Норрис смотрел на Ванрава не моргая. Молочные глаза его во тьме комнаты выглядели жутко.

– Я могу задать вопрос? – спросил он.

– Смотря какой, – сказал Годрик.

– Попробуй. Пока мы, вроде как, одна команда, – ответил Ванрав, а на лице Норриса появилась едва заметное отвращение.

– Тот ураган… Чьих это рук дело? Метаморф… Кто его послал? Вы ведь знаете?

– Многовато вопросов для одного… – процедил Ванрав и посмотрел на Норриса исподлобья. Но затем, чуть промолчав, ответил отвернувшись. – Не знаем, но точно не наши. Я не желаю Вильгельму смерти. Хочу лишь, чтобы он вспомнил о том, кто он такой. А тот, кто устроил бедствие, тоже наш враг, просто неизвестный. Если это то, что ты хотел узнать.

Норрис кивнул и развернулся. Ни единый мускул не дрогнул в его теле, ни одно неосторожное слово не вырвалось изо рта. Он всегда был более рассудительным в великом, известном на все Единое Космическое Государство тандеме.

– Куда он?! Держи, он же уходит! – воскликнул Годрик, когда увидел растворявшуюся в темноте лестницы фигуру Норриса.

– Годрик, остынь. Ему нужно обдумать. Все равно, никуда не денется, – бросил Ванрав и отвернулся от двери. Он вновь сел за стол начал читать отчеты.

Норрис вышел на ночную улицу Петербурга. Где-то вдали, за маковками соборов, раздавались веселые людские голоса. Ржали кони, собаки лаяли на полуночных гостей. Воздух наполнен пылью, духами и потом. Он присел на лавочку, в бессилии уронил голову на руки.

Слепым глазом он видел его, счастливого, загоревшего, улыбающегося. Таким, каким ему показали его на экране Связистора. Казалось, он и не знал такого Вильгельма. Помнил задумчивого, больного и вечно грустного друга, с которым они разминулись давно, на крае человеческой истории, но даже тогда они виделись, пусть и разделили шефство над материками. А потом – пустота. Норрис потерялся и потерял Вильгельма.

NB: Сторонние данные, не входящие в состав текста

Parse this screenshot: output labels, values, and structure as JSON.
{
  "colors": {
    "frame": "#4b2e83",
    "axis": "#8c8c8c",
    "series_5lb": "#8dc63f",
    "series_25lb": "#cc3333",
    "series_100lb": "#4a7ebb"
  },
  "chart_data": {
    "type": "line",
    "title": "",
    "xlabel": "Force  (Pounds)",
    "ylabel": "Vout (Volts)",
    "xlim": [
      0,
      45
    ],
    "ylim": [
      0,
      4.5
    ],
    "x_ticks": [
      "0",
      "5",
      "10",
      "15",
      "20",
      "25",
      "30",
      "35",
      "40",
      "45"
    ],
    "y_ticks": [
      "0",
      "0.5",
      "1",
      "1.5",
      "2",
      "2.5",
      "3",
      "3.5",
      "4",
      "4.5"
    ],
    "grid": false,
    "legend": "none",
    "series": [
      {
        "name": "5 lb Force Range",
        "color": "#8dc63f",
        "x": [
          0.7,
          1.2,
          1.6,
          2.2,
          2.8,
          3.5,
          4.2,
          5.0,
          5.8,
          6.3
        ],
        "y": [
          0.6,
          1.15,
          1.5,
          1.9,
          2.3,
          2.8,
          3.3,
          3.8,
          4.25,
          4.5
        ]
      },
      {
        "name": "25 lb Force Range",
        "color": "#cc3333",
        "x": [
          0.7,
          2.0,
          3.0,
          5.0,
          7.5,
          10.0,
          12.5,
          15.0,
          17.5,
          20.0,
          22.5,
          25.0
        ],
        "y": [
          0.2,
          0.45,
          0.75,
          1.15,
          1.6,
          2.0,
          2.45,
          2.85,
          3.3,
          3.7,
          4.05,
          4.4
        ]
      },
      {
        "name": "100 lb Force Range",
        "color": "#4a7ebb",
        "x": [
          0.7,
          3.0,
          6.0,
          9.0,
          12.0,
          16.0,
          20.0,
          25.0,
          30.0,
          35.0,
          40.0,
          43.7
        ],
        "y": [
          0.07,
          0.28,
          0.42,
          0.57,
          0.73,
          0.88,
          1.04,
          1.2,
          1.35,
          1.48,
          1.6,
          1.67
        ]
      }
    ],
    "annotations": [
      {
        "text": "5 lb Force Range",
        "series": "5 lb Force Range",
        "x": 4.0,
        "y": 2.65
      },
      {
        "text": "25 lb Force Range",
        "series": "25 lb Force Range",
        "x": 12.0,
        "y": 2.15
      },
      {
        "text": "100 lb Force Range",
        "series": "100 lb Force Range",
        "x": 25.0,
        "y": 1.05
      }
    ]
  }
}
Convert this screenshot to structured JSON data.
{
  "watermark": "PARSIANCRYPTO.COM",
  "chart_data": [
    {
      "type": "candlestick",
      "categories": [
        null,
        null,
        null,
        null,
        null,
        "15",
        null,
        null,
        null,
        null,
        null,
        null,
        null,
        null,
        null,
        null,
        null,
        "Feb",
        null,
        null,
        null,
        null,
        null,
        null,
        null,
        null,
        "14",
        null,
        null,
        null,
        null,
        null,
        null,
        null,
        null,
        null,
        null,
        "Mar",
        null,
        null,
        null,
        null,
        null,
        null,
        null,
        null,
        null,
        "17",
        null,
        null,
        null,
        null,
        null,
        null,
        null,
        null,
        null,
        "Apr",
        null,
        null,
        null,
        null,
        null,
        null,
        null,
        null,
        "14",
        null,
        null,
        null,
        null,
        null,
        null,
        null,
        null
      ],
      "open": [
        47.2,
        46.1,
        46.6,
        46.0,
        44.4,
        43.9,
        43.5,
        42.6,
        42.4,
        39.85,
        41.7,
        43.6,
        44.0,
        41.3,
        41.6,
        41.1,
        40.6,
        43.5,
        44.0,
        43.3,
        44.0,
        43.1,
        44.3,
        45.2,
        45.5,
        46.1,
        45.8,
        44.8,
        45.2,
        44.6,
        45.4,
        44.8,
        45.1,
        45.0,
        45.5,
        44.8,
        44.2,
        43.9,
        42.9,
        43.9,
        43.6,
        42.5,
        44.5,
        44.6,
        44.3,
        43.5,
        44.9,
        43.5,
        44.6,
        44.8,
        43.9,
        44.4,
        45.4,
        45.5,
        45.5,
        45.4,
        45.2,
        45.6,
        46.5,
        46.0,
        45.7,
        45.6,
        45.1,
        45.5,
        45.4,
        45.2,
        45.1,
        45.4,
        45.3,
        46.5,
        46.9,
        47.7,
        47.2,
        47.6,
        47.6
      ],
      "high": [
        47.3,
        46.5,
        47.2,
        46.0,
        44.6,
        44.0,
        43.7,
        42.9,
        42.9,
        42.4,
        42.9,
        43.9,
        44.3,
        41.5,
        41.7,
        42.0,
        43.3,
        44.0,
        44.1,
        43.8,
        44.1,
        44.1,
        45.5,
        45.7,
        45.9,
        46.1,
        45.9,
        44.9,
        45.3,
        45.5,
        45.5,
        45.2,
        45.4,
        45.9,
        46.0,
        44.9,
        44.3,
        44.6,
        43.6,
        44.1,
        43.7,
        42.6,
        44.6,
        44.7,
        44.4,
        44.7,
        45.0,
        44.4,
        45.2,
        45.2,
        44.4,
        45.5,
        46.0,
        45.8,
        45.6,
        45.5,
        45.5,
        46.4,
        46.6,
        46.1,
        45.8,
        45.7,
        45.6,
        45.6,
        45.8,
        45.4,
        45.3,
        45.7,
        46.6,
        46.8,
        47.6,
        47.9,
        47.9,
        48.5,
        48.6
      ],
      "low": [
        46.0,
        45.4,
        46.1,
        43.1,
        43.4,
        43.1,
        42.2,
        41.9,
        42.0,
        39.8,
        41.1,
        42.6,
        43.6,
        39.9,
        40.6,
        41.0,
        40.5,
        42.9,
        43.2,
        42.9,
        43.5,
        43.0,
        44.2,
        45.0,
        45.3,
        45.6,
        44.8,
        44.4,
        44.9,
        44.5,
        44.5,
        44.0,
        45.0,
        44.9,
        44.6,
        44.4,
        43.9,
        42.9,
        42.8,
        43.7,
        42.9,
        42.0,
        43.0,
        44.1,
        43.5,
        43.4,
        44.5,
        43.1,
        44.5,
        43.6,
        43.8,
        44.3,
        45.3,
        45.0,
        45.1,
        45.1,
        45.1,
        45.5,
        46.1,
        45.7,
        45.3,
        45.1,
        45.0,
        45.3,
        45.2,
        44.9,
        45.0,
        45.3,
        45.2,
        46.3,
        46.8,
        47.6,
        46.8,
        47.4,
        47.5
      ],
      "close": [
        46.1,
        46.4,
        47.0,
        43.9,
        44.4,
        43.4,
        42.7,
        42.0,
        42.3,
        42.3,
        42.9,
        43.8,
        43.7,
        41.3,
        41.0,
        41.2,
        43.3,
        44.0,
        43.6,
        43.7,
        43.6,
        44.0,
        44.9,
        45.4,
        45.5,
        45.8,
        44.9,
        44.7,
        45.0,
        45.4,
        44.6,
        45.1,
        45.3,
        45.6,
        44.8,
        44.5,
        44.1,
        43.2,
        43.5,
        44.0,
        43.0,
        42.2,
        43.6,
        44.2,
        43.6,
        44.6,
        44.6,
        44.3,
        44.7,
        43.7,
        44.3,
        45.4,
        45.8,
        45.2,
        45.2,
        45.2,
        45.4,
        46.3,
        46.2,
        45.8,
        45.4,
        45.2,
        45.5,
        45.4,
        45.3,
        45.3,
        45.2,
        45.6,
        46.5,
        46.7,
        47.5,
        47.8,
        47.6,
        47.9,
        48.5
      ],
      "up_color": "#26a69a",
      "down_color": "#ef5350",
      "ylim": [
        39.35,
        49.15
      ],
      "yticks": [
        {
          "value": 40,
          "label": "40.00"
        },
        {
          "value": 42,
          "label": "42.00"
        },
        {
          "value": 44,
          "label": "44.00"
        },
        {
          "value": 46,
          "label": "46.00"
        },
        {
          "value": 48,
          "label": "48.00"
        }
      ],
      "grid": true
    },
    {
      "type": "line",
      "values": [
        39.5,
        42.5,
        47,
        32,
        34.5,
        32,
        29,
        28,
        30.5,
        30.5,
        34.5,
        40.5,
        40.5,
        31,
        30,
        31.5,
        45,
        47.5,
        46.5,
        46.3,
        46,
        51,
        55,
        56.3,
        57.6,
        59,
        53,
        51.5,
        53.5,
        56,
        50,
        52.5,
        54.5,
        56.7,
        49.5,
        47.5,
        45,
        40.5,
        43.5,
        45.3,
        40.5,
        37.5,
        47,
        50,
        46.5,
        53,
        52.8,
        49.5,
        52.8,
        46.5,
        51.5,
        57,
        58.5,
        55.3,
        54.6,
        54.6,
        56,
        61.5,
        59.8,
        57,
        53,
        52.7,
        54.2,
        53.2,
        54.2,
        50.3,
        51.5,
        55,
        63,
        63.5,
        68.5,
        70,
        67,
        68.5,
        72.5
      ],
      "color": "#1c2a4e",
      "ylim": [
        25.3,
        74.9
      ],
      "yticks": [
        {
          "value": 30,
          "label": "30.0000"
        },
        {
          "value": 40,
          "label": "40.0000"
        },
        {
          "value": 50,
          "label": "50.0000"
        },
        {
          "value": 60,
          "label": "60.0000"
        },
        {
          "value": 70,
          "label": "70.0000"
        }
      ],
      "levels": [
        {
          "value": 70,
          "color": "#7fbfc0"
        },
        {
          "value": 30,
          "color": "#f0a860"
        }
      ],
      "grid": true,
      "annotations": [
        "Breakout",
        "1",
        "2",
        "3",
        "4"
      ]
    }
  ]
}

И стоило ему увидеть его вновь, пусть и оставаясь неузнанным, жизнь вновь обрела смысл.

– Прости меня, Вельги. Но у нас нет выбора, – прошептал он в ночную пустоту, зная, что никто не услышит. Ветер унес его слова в темные небеса. Немного подумав, Норрис направился назад, в квартиру, откуда его перенесли прямо на берег солнечной Италии. Времени у них на самом деле оставалось немного.